The source citations for Ancestry.com databases and images in this QuickSheet are based on those in the book:

However, the QuickSheet citations are specific for Ancestry.com databases and images. Evidence Explained did not cite many of the Ancestry.com databases explicitly. In fact, I cannot find a source citation model in Evidence Explained for online Family Trees at all.

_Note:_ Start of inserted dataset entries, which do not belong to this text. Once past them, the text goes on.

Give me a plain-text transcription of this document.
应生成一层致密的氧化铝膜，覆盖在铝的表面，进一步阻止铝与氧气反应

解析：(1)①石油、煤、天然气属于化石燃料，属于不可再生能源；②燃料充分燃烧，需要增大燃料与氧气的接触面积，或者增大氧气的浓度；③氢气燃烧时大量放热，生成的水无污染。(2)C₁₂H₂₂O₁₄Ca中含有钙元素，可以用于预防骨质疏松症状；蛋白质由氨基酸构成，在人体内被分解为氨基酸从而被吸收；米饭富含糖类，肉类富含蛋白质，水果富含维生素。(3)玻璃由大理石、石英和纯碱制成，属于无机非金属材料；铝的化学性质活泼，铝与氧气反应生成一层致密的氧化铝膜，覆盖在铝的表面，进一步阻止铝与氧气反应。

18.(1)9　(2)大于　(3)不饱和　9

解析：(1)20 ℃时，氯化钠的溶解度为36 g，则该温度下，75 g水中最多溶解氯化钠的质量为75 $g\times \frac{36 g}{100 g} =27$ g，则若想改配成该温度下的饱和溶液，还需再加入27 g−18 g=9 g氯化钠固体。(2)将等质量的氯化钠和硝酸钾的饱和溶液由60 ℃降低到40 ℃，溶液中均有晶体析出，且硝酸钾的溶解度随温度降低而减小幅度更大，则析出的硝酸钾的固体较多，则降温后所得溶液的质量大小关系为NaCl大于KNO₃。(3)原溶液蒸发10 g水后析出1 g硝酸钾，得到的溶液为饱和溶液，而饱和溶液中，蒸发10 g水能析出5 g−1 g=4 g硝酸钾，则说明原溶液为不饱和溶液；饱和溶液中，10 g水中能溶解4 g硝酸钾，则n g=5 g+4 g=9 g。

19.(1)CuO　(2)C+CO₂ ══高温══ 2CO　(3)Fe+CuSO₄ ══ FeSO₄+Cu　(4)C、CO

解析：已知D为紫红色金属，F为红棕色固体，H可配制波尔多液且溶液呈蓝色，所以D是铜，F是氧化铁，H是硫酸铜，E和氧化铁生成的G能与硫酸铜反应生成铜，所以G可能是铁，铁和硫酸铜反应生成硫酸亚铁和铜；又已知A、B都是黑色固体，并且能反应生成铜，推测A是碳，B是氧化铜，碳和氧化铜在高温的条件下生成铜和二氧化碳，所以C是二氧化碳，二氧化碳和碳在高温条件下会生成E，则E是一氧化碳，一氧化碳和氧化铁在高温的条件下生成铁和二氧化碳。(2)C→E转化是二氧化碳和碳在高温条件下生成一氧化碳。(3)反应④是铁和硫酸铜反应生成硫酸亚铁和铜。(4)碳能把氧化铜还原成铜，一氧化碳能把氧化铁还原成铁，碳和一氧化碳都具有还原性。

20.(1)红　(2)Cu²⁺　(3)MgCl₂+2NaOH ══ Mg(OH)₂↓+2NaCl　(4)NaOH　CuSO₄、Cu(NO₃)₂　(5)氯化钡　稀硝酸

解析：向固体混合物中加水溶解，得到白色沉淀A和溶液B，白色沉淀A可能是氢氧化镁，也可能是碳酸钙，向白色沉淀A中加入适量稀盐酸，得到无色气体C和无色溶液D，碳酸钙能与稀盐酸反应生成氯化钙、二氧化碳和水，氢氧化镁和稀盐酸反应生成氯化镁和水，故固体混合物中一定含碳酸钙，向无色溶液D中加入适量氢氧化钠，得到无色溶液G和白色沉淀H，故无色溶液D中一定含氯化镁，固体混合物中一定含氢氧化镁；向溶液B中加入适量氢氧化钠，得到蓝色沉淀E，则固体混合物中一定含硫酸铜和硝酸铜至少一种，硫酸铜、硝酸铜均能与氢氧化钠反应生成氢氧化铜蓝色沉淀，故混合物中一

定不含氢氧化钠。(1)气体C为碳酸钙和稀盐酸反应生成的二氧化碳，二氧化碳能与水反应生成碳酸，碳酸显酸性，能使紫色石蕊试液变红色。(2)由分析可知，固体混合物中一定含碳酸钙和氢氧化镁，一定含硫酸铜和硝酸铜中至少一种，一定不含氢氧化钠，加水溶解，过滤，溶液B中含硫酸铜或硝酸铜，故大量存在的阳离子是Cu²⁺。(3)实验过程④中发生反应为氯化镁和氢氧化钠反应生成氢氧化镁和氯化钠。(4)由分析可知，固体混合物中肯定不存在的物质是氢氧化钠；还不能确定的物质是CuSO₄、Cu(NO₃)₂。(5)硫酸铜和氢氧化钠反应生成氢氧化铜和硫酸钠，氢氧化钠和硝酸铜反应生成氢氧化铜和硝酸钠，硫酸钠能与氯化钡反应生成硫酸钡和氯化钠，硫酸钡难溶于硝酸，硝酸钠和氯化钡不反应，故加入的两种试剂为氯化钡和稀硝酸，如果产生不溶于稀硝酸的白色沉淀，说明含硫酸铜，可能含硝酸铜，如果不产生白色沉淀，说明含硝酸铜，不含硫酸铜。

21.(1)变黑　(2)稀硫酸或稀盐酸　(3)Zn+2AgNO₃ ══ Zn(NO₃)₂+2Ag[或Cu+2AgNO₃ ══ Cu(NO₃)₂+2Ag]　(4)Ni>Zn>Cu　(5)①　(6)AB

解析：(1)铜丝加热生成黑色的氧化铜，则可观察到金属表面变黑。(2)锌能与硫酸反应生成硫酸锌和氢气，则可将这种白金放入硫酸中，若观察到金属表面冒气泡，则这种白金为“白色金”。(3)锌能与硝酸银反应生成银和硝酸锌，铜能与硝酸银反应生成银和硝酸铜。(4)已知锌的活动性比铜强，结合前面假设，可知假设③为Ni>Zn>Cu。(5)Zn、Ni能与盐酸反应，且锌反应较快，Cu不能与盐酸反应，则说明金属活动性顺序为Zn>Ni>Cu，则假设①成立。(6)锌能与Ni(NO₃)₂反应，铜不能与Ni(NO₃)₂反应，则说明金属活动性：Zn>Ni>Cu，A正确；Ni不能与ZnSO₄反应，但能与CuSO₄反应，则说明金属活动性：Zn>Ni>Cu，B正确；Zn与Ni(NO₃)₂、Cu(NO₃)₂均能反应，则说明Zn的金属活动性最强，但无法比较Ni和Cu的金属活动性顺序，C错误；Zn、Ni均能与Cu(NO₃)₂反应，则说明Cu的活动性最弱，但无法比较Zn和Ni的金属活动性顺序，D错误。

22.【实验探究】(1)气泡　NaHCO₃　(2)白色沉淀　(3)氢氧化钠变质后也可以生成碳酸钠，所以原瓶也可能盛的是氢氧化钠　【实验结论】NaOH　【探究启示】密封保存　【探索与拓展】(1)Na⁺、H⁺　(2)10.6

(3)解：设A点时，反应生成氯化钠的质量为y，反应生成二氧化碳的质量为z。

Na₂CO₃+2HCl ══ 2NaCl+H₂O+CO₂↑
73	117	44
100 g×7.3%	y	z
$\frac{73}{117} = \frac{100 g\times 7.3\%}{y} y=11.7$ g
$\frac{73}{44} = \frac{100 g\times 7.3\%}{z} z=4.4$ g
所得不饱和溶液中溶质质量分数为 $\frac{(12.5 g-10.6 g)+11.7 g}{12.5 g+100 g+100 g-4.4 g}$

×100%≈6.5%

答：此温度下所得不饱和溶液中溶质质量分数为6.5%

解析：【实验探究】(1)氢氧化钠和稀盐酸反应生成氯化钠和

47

The four pages of this QuickSheet are chock full of information. The first page, shown above, has a short column of Basic Principles about Ancestry.com database types and the requirement to create citations for both the source that Ancestry used and the database/image that Ancestry provides as a product. There is a set of Basic Templates that can be used as a guideline for any other Ancestry.com database, created by an outside party. The balance of the first page and the other three pages are devoted to Models for Common Record Types, supplying a Source List Entry, a First Reference Note and a Subsequent Reference Note for each type (similar to Evidence Explained models).

The 20 record type models provided on this QuickSheet include:

* Basic Format: Databases - Created by Ancestry
* Basic Format: Images - Manuscript Collection
* Articles (at Learning Center) - Staff article, unsigned
* Articles (at Learning Center) - Online archive for print publications
* Books: Database Extractions
* Books: Images
* Censuses: Databases - 1890 Substitute
* Censuses: Images
* City Directories: Databases
* City Directories: Images

* Draft Registrations: Images
* Family Trees - Documented Data
* Family Trees - Undocumented data
* Immigration-Emigration Rolls - Databases
* Immigration-Emigration Rolls - Images
* Maps: Images
* Military Records: Databases
* Military Records: Images
* Newspapers: Images
* PERSI: Database

There are footnotes on each page for comments about specific models to help the user understand some of the nuances of the records and the citations.

I use the Ancestry.com census, military, newspaper, family trees and maps all of the time in my family history research, and have struggled to place correct source citations in my genealogy databases (to the point that I'm embarrassed to show my Notes and sources to anyone else!). This QuickSheet, along with Evidence Explained, will help me improve my source citation capabilities and enhance the quality of the family history books I hope to write.

The source citation for this product is:

Elizabeth Shown Mills, QuickSheet: Citing Ancestry.com Databases and Images, Genealogical Publishing Company, Baltimore, MD, 2009. It is ISBN: 9780806317946 and can be obtained from Genealogical Publishing Company (Baltimore, MD) for $7.95 plus shipping.

The Genealogical Publishing Company also offers a similar product for citing other online resources:

Elizabeth Shown Mills, QuickSheet: Citing Online Historical Resources, First Revised Edition, Genealogical Publishing Co., Baltimore MD, 2007. It is available for $5.95 plus shipping.

1 comment:

Bob Kramp said...

I believe the main purpose for source citations is that ANOTHER researcher at any time in the future could go to those sources and confirm the information referred to. I use online family trees and I have posted some myself, but I don't think I could ever use these sources in my PUBLISHED research. They change like the wind! Perhaps that is one reason Evidence Explained does not even offer a format for this type of citation. Granted, other Ancestry databases are OK if they are based on original sources which one could confirm if they went through the effort and expense to track down those original sources. I'm thinking here of data on birth, marriage, or death.